I grew up in a small town, a very small town (Sequim, Washington) and very few people know where it is, but one thing about having parents who owned (and still own) a local business meant that many folks knew me even if I didn’t know them. Now, small towns can be great to raise your kid in- they can also be very hard to grow up in. Sequim has a current population of around 7,000 in city limits (surrounding area makes it 28,000), Durango has 17,000 in city limits (surrounding area makes it 43,000)- you’d think that this scale up would mean that you get more degrees of separation between people you know and people you’re just meeting.

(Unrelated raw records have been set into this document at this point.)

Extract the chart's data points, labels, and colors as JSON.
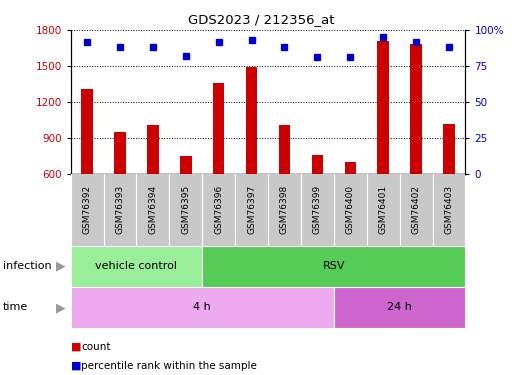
{
  "title": "GDS2023 / 212356_at",
  "samples": [
    "GSM76392",
    "GSM76393",
    "GSM76394",
    "GSM76395",
    "GSM76396",
    "GSM76397",
    "GSM76398",
    "GSM76399",
    "GSM76400",
    "GSM76401",
    "GSM76402",
    "GSM76403"
  ],
  "counts": [
    1310,
    950,
    1010,
    750,
    1360,
    1490,
    1010,
    760,
    700,
    1710,
    1680,
    1020
  ],
  "percentile_ranks": [
    92,
    88,
    88,
    82,
    92,
    93,
    88,
    81,
    81,
    95,
    92,
    88
  ],
  "ylim_left": [
    600,
    1800
  ],
  "yticks_left": [
    600,
    900,
    1200,
    1500,
    1800
  ],
  "ylim_right": [
    0,
    100
  ],
  "yticks_right": [
    0,
    25,
    50,
    75,
    100
  ],
  "bar_color": "#cc0000",
  "dot_color": "#0000cc",
  "infection_labels": [
    {
      "label": "vehicle control",
      "start": 0,
      "end": 4,
      "color": "#99ee99"
    },
    {
      "label": "RSV",
      "start": 4,
      "end": 12,
      "color": "#55cc55"
    }
  ],
  "time_labels": [
    {
      "label": "4 h",
      "start": 0,
      "end": 8,
      "color": "#eeaaee"
    },
    {
      "label": "24 h",
      "start": 8,
      "end": 12,
      "color": "#cc66cc"
    }
  ],
  "infection_row_label": "infection",
  "time_row_label": "time",
  "legend_count_label": "count",
  "legend_percentile_label": "percentile rank within the sample",
  "bar_color_red": "#cc0000",
  "dot_color_blue": "#0000cc",
  "grid_color": "#000000",
  "background_color": "#ffffff",
  "tick_bg_color": "#c8c8c8",
  "arrow_color": "#999999"
}
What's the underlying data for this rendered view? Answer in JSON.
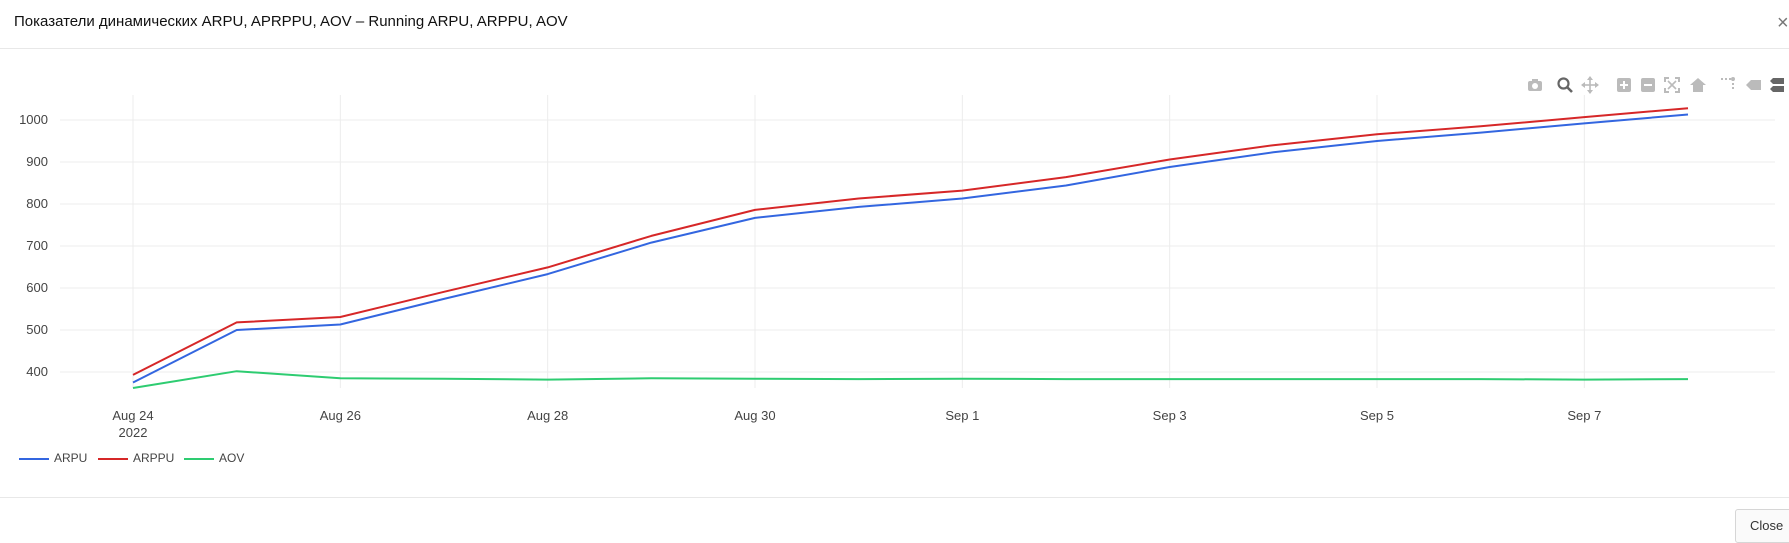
{
  "modal": {
    "title": "Показатели динамических ARPU, APRPPU, AOV – Running ARPU, ARPPU, AOV",
    "close_icon": "close-icon",
    "footer_close_label": "Close"
  },
  "modebar": {
    "icons": [
      "camera-icon",
      "zoom-icon",
      "pan-icon",
      "zoom-in-icon",
      "zoom-out-icon",
      "autoscale-icon",
      "reset-axes-icon",
      "spike-lines-icon",
      "hover-closest-icon",
      "hover-compare-icon"
    ]
  },
  "colors": {
    "ARPU": "#3366e0",
    "ARPPU": "#d62728",
    "AOV": "#2ecc71",
    "grid": "#ececec",
    "tick_text": "#444444"
  },
  "chart_data": {
    "type": "line",
    "x": [
      "2022-08-24",
      "2022-08-25",
      "2022-08-26",
      "2022-08-27",
      "2022-08-28",
      "2022-08-29",
      "2022-08-30",
      "2022-08-31",
      "2022-09-01",
      "2022-09-02",
      "2022-09-03",
      "2022-09-04",
      "2022-09-05",
      "2022-09-06",
      "2022-09-07",
      "2022-09-08"
    ],
    "xtick_labels": [
      "Aug 24",
      "Aug 26",
      "Aug 28",
      "Aug 30",
      "Sep 1",
      "Sep 3",
      "Sep 5",
      "Sep 7"
    ],
    "xtick_dates": [
      "2022-08-24",
      "2022-08-26",
      "2022-08-28",
      "2022-08-30",
      "2022-09-01",
      "2022-09-03",
      "2022-09-05",
      "2022-09-07"
    ],
    "xtick_year_label": "2022",
    "yticks": [
      400,
      500,
      600,
      700,
      800,
      900,
      1000
    ],
    "ylim": [
      345,
      1055
    ],
    "xlim": [
      "2022-08-23",
      "2022-09-08T20:00"
    ],
    "grid": true,
    "legend_position": "bottom-left",
    "series": [
      {
        "name": "ARPU",
        "values": [
          375,
          500,
          513,
          574,
          633,
          708,
          767,
          793,
          813,
          844,
          888,
          923,
          950,
          970,
          992,
          1013
        ]
      },
      {
        "name": "ARPPU",
        "values": [
          393,
          518,
          531,
          591,
          649,
          724,
          786,
          813,
          832,
          864,
          906,
          940,
          966,
          985,
          1007,
          1028
        ]
      },
      {
        "name": "AOV",
        "values": [
          362,
          402,
          385,
          384,
          382,
          385,
          384,
          383,
          384,
          383,
          383,
          383,
          383,
          383,
          382,
          383
        ]
      }
    ]
  }
}
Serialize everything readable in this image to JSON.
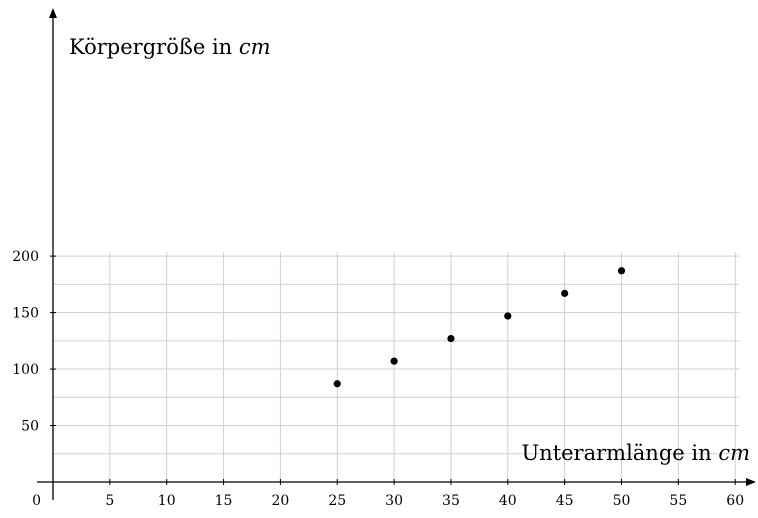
{
  "chart_data": {
    "type": "scatter",
    "xlabel": "Unterarmlänge in",
    "xlabel_unit": "cm",
    "ylabel": "Körpergröße in",
    "ylabel_unit": "cm",
    "origin_label": "0",
    "xlim": [
      0,
      60
    ],
    "ylim": [
      0,
      200
    ],
    "xticks": [
      5,
      10,
      15,
      20,
      25,
      30,
      35,
      40,
      45,
      50,
      55,
      60
    ],
    "yticks": [
      50,
      100,
      150,
      200
    ],
    "grid": true,
    "points": [
      {
        "x": 25,
        "y": 87
      },
      {
        "x": 30,
        "y": 107
      },
      {
        "x": 35,
        "y": 127
      },
      {
        "x": 40,
        "y": 147
      },
      {
        "x": 45,
        "y": 167
      },
      {
        "x": 50,
        "y": 187
      }
    ]
  }
}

Not true! I went to a Time Bank pot luck at the Best Small Library in the nation (http://lj.libraryjournal.com/2014/01/awards/best-small-library-in-america-2014-pine-river-library-co/ To prove it) and started talking to someone. I mentioned I lived south, between the airport and the landfill. She said she had a friend named Michael who lived down my way, she mentioned a road name (my road name too). I asked if he his dog was named Hopi (I’ve mentioned Hopi before, I also call him Dog), it was! Small small community.
When I was a kid, living in a small town didn’t mean that I knew the neighbor’s dog, it meant that if I ran a stop sign on my bicycle- someone called my parents before I got home.
I think I’ll take the local community that I’ve got now!